A group of anti-TPP professors announced on Wednesday, July 17, that if the government abolishes tariffs on agricultural products as discussed under the Trans-Pacific Partnership free-trade talks, domestic production in the agricultural and related sectors is estimated to drop by 11.7 trillion yen.

According to Eiji Doi, professor emeritus at Shizuoka University who conducted the calculations, the group’s estimates are based on the government estimate that farming output is likely to drop by 3 trillion yen, but they also include impacts on related industries such as transportation and food processing which are predicted to suffer nearly three times as much damage as the agricultural sector.

TPP試算県別_01

As a result, the group estimated that incomes of farmers, companies and employees together will decrease 1.8 trillion yen, even taking into consideration the fact that the inflow of cheap agricultural products from abroad would reduce household cost burdens.

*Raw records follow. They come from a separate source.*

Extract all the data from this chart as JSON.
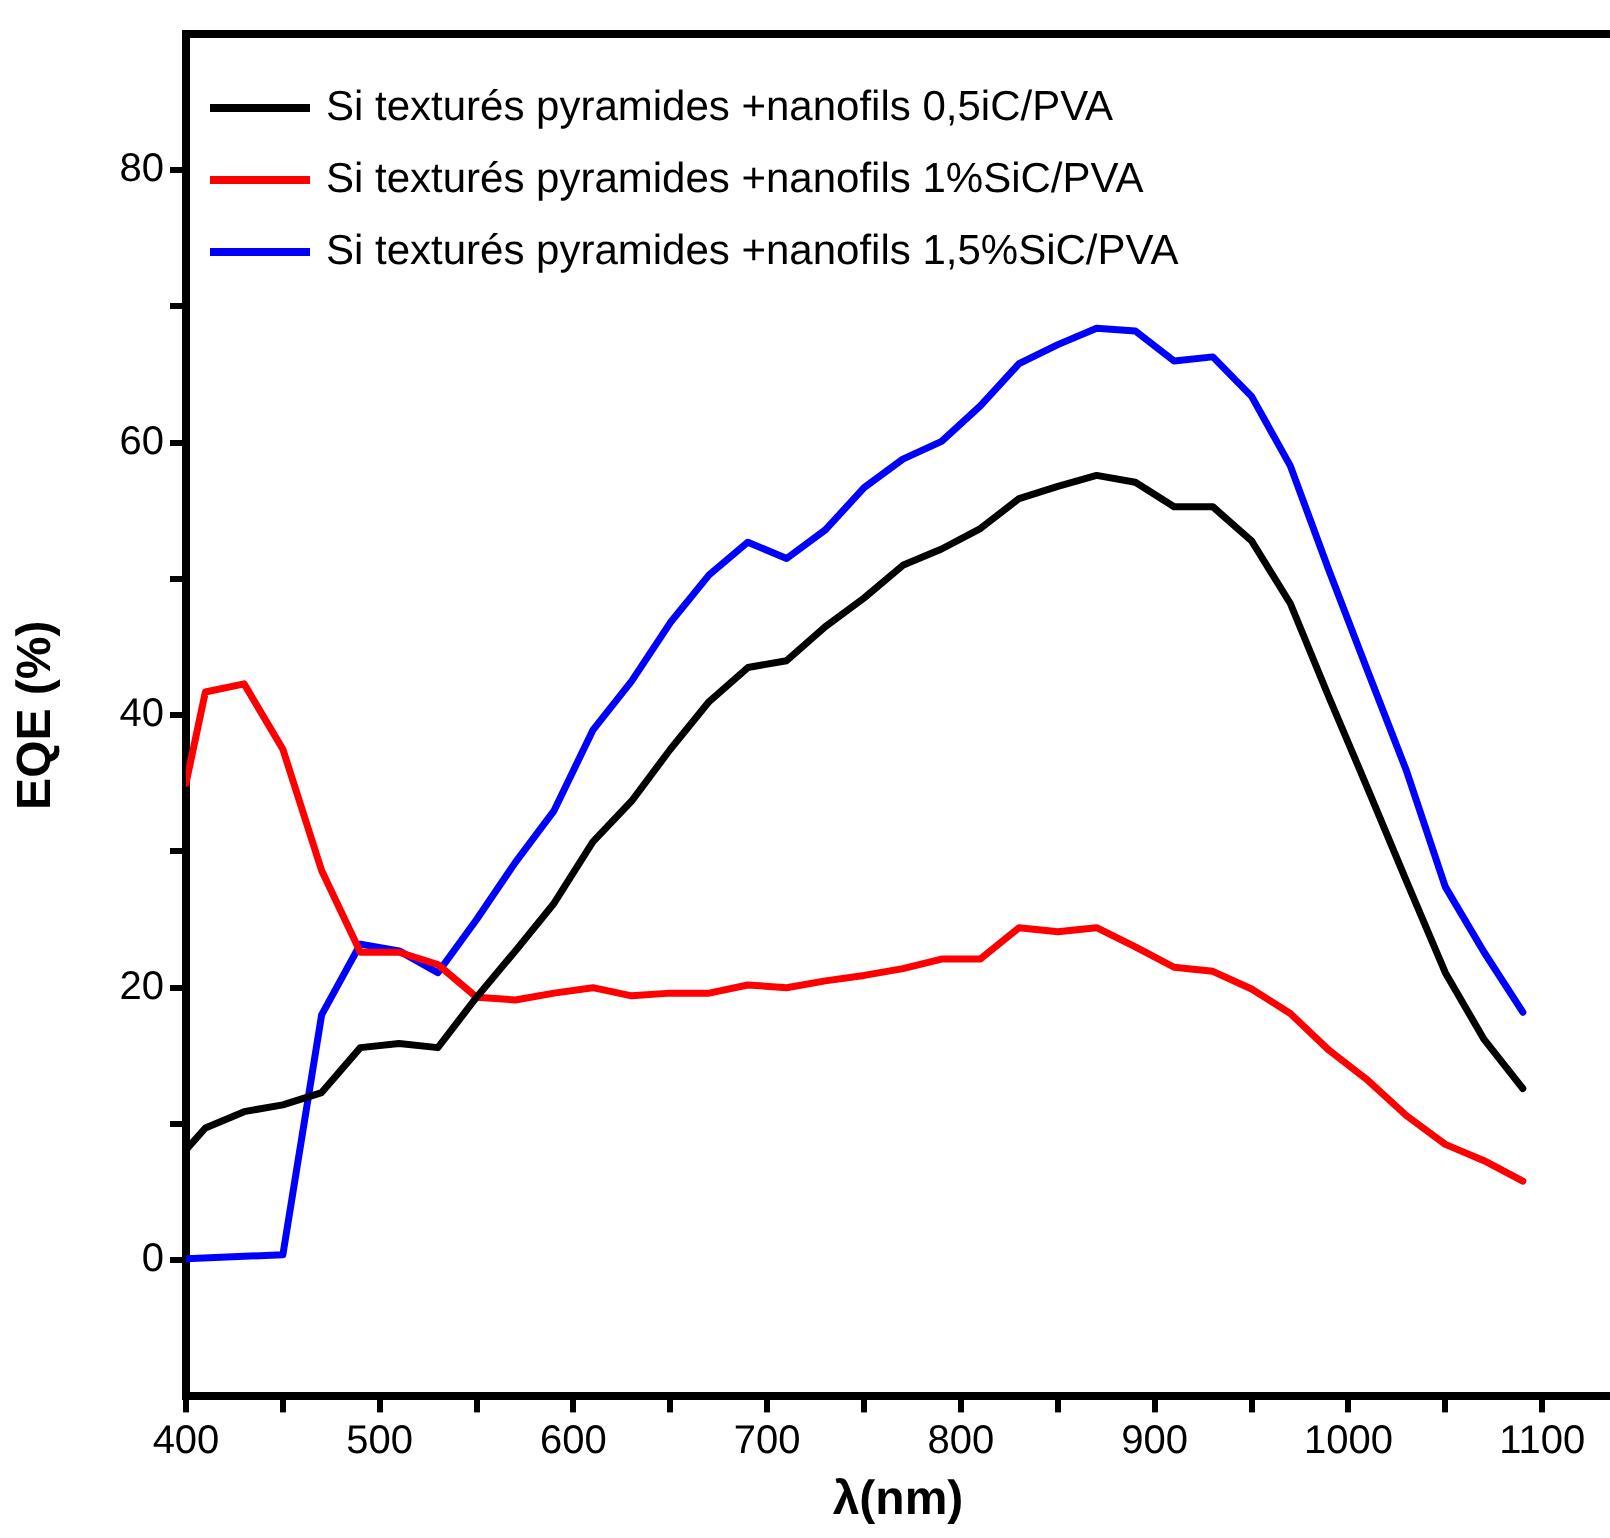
{
  "chart_data": {
    "type": "line",
    "xlabel": "λ(nm)",
    "ylabel": "EQE (%)",
    "xlim": [
      400,
      1135
    ],
    "ylim": [
      -10,
      90
    ],
    "xticks": [
      400,
      {
        "value": 450,
        "label": null
      },
      500,
      {
        "value": 550,
        "label": null
      },
      600,
      {
        "value": 650,
        "label": null
      },
      700,
      {
        "value": 750,
        "label": null
      },
      800,
      {
        "value": 850,
        "label": null
      },
      900,
      {
        "value": 950,
        "label": null
      },
      1000,
      {
        "value": 1050,
        "label": null
      },
      1100
    ],
    "yticks": [
      0,
      {
        "value": 10,
        "label": null
      },
      20,
      {
        "value": 30,
        "label": null
      },
      40,
      {
        "value": 50,
        "label": null
      },
      60,
      {
        "value": 70,
        "label": null
      },
      80
    ],
    "grid": false,
    "legend": "top left",
    "marker": "none",
    "line_style": "solid",
    "series": [
      {
        "name": "Si texturés pyramides +nanofils 0,5iC/PVA",
        "color": "#000000",
        "x": [
          400,
          410,
          430,
          450,
          470,
          490,
          510,
          530,
          550,
          570,
          590,
          610,
          630,
          650,
          670,
          690,
          710,
          730,
          750,
          770,
          790,
          810,
          830,
          850,
          870,
          890,
          910,
          930,
          950,
          970,
          990,
          1010,
          1030,
          1050,
          1070,
          1090
        ],
        "values": [
          8.1,
          9.7,
          10.9,
          11.4,
          12.3,
          15.6,
          15.9,
          15.6,
          19.3,
          22.7,
          26.2,
          30.7,
          33.7,
          37.5,
          41,
          43.5,
          44,
          46.5,
          48.6,
          51,
          52.2,
          53.7,
          55.9,
          56.8,
          57.6,
          57.1,
          55.3,
          55.3,
          52.8,
          48.2,
          41.3,
          34.6,
          27.8,
          21.1,
          16.2,
          12.6
        ]
      },
      {
        "name": "Si texturés pyramides +nanofils 1%SiC/PVA",
        "color": "#ff0000",
        "x": [
          400,
          410,
          430,
          450,
          470,
          490,
          510,
          530,
          550,
          570,
          590,
          610,
          630,
          650,
          670,
          690,
          710,
          730,
          750,
          770,
          790,
          810,
          830,
          850,
          870,
          890,
          910,
          930,
          950,
          970,
          990,
          1010,
          1030,
          1050,
          1070,
          1090
        ],
        "values": [
          35,
          41.7,
          42.3,
          37.5,
          28.6,
          22.6,
          22.6,
          21.7,
          19.3,
          19.1,
          19.6,
          20,
          19.4,
          19.6,
          19.6,
          20.2,
          20,
          20.5,
          20.9,
          21.4,
          22.1,
          22.1,
          24.4,
          24.1,
          24.4,
          23,
          21.5,
          21.2,
          19.9,
          18.1,
          15.4,
          13.2,
          10.6,
          8.5,
          7.3,
          5.8
        ]
      },
      {
        "name": "Si texturés pyramides +nanofils 1,5%SiC/PVA",
        "color": "#0000ff",
        "x": [
          400,
          450,
          470,
          490,
          510,
          530,
          550,
          570,
          590,
          610,
          630,
          650,
          670,
          690,
          710,
          730,
          750,
          770,
          790,
          810,
          830,
          850,
          870,
          890,
          910,
          930,
          950,
          970,
          990,
          1010,
          1030,
          1050,
          1070,
          1090
        ],
        "values": [
          0.1,
          0.4,
          18,
          23.2,
          22.7,
          21.1,
          25,
          29.2,
          33,
          38.9,
          42.5,
          46.8,
          50.3,
          52.7,
          51.5,
          53.6,
          56.7,
          58.8,
          60.1,
          62.7,
          65.8,
          67.2,
          68.4,
          68.2,
          66,
          66.3,
          63.4,
          58.3,
          50.6,
          43.2,
          35.9,
          27.4,
          22.6,
          18.2
        ]
      }
    ]
  }
}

The group estimated the impact of tariff cuts according to each prefecture, giving priority to the prefecture’s own estimate if there is one. The group did not include in the estimates possible increase in Japan’s auto exports to the United States, as the two countries agreed on a moratorium in the preliminary negotiations held prior to Japan’s entry in the TPP talks to phase out tariff on U.S. imports of Japanese cars over a long period of time.

The group said that out of the 11.7 trillion yen drop in production, 6.4 trillion yen will be the decline affected by a drop in agricultural production within the prefecture, and 5.3 trillion yen affected by a drop in farming output in other prefectures. The impact of production drops in other prefectures was especially large for food product firms, as they procure raw materials within a broad supply chain in and out of the prefecture they are located.

In terms of prefecture, Hokkaido is estimated to suffer the biggest loss, with a production drop of 1.4 trillion yen including related industries, followed by 1.1 trillion yen for Tokyo and more than 400 billion yen each for Hyogo, Aichi and Chiba.

The impact would be particularly severe in metropolitan areas, where many firms in such related industries as food, fertilizers and agricultural chemicals production are located. The drop in production in the areas would be spurred also by shrinking household income.

The group said tariff eliminations would lead to 4.3 trillion yen fall in incomes of farmers, companies and employees put together. Meanwhile, the estimated reduction in household cost burdens due to inflow of cheap imports would be 2.5 trillion yen, not enough to cover up the loss in production.

The group estimated that incomes would decrease in almost all the prefectures.